QuiteClose · September 23, 2015 22:08
diff --git a/sitemap.py b/sitemap.py
 ###############################################################################
 # $Author:  dsclose@gmail.com
 # $Expects: Python version 3.4.3
 ###############################################################################

 """Crawls a given URL and presents a simple sitemap based upon which
 webpages are found. Each page is given as an individual WebResource
 with a URL, a title and a list of links within the page.

 From the command line:

    $ python crawl.py www.example.com

 From within python:

    >>> from sitemap import crawl
    >>> for resource in crawl('www.example.com'):
    ...     print(resource)
    ...
    >>>
 """

 ###############################################################################

 try:
    from argparse import ArgumentParser
    from urllib.parse import urlparse, urljoin
    from urllib.request import urlopen
    import re
 except:
    print("Import Error: Expects Python 3.4.3")
    exit(1)

 ###############################################################################

 class WebResource:
    """ Stores the title and links found at a crawled URL."""

    def __init__(self, url, title):
        """ A resource has a URL and a Title.
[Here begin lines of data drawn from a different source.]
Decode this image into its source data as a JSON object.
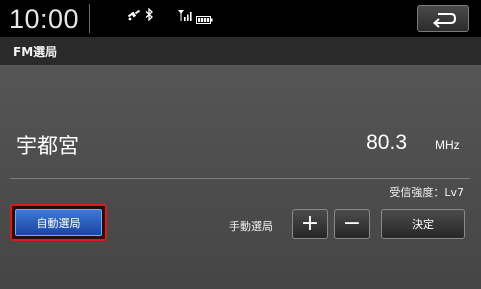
{
  "status_bar": {
    "time": "10:00",
    "icons": [
      "gps-icon",
      "bluetooth-icon",
      "signal-icon",
      "battery-icon"
    ]
  },
  "header": {
    "back_icon": "back-arrow-icon",
    "title": "FM選局"
  },
  "station": {
    "name": "宇都宮",
    "frequency": "80.3",
    "unit": "MHz",
    "signal_strength": "受信強度：Lv7"
  },
  "controls": {
    "auto_tune": "自動選局",
    "manual_tune_label": "手動選局",
    "plus": "+",
    "minus": "−",
    "confirm": "決定"
  },
  "colors": {
    "auto_button": "#2b5fc4",
    "highlight_border": "#e01818",
    "background": "#4b4b4b"
  }
}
Links are normally added
        via the add method.
        """
        self.url = url
        self.parsed_url = urlparse(url)
        self.title = title
        self.links = []

    def add(self, link_list):
        """ Takes a list of links, converts them to URLs based upon the
        WebResource's URL and appends them to the WebResource if they
        successfully pass the _filter method.
        """
        url_list = [urljoin(self.url, link) for link in link_list]
        self.links.extend(sorted(set(self._filter(url_list))))

    def _filter(self, url_list):
        """ Returns a list of URLs, base on 'url_list', that have a
        different hostname and path to the resource's url. The effect
        is to filter out links to within the same page or to different
        hosts.

        Overload this method to modify what links are recorded against a
        WebResource.
        """
        non_page = lambda url: self.parsed_url.path != url.path
        local = lambda url: self.parsed_url.hostname == url.hostname
        suitable = lambda url: non_page(url) and local(url)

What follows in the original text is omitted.